Assistiamo ad una decadenza della civiltà che precede il passaggio ad altre forme di società? L’intelligenza artificiale (IA) sarà la terza rivoluzione dell’umanità dopo quella agricola e quella industriale? Nel contempo è riapparsa quella che noi (salvo che per il dissolvimento della Jugoslavia comunista) avevamo dimenticato: la guerra.
Putin invade l’Ucraina e ormai da tre anni soldati e civili soffrono e muoiono.

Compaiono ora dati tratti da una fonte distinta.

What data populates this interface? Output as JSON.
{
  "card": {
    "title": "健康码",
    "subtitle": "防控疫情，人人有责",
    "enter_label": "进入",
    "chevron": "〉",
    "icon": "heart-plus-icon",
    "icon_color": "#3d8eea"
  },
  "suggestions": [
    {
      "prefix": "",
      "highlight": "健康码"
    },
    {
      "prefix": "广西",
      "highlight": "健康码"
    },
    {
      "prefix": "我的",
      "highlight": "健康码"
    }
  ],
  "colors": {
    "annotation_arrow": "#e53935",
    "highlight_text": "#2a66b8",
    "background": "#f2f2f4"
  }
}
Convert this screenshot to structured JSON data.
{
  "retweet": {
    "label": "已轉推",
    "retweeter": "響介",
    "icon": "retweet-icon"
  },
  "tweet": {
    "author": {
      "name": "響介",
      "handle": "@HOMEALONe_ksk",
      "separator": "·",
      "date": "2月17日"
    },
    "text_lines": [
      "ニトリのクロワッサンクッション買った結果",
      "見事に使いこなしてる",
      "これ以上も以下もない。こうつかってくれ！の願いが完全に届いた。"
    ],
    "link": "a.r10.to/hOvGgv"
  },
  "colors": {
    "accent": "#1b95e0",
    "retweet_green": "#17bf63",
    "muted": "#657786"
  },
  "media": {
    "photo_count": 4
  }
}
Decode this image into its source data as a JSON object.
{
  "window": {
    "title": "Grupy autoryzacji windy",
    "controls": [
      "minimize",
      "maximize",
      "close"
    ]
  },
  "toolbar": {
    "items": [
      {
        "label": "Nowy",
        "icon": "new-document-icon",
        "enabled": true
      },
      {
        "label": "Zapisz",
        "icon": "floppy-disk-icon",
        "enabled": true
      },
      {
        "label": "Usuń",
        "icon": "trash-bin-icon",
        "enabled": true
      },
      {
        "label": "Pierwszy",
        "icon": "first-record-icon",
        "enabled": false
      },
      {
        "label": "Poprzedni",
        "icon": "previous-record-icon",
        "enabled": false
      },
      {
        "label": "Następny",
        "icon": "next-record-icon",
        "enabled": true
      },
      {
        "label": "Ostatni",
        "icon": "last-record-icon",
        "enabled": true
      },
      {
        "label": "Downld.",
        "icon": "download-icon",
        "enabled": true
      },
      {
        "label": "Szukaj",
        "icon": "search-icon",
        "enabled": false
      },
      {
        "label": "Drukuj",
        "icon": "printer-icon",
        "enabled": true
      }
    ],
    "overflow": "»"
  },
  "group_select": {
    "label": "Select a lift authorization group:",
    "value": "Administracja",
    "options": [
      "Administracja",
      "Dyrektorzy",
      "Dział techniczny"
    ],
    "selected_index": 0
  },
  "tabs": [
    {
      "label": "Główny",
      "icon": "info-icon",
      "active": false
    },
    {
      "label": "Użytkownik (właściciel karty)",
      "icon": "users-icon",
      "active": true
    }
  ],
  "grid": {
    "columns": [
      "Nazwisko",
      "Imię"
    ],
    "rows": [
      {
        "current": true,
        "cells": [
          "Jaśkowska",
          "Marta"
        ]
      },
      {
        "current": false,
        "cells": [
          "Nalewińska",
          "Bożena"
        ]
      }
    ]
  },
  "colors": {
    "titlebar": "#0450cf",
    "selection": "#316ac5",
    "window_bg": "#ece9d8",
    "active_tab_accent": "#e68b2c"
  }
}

Nei primi 25 anni del 2000 si è cercato di imporre una nuova società sconvolgendo molti dei valori tradizionali, fanatizzando istanze pur legittime, non accettando il dibattito (l’intolleranza predicata da Marcuse). Negli USA, partendo dalle università, si è arrivati a sostenere che chi è bianco, eterosessuale, cristiano è necessariamente razzista e che il rimedio per raggiungere l’equilibrio sta nel privilegiare le altre classi ignorando il merito. A chi contrasta tali principi o le tesi dei discriminati viene violentemente vietato di parlare. È successo anche in università svizzere. Questi estremismi troppo spesso non contraddetti per inerzia e paura hanno raggiunto punte isteriche e per finire causato la reazione: una controrivoluzione. Una in Europa con il successo dei partiti di destra, opposti all’immigrazione senza regole e a politiche stataliste che contrabbandano i sinistrismi woke. L’altra negli USA, dove l’atteggiamento di università, media, mondo intellettuale in genere, rivendicazioni cervellotiche, nuove discriminazioni contrabbandate per lotte democratiche, funambolismi intellettualoidi hanno sicuramente favorito la reazione che ha condotto al potere Trump, inconsciamente alla testa di una controrivoluzione con i relativi possibili eccessi e pericoli anche economici. Venticinque anni che sembrano già un secolo.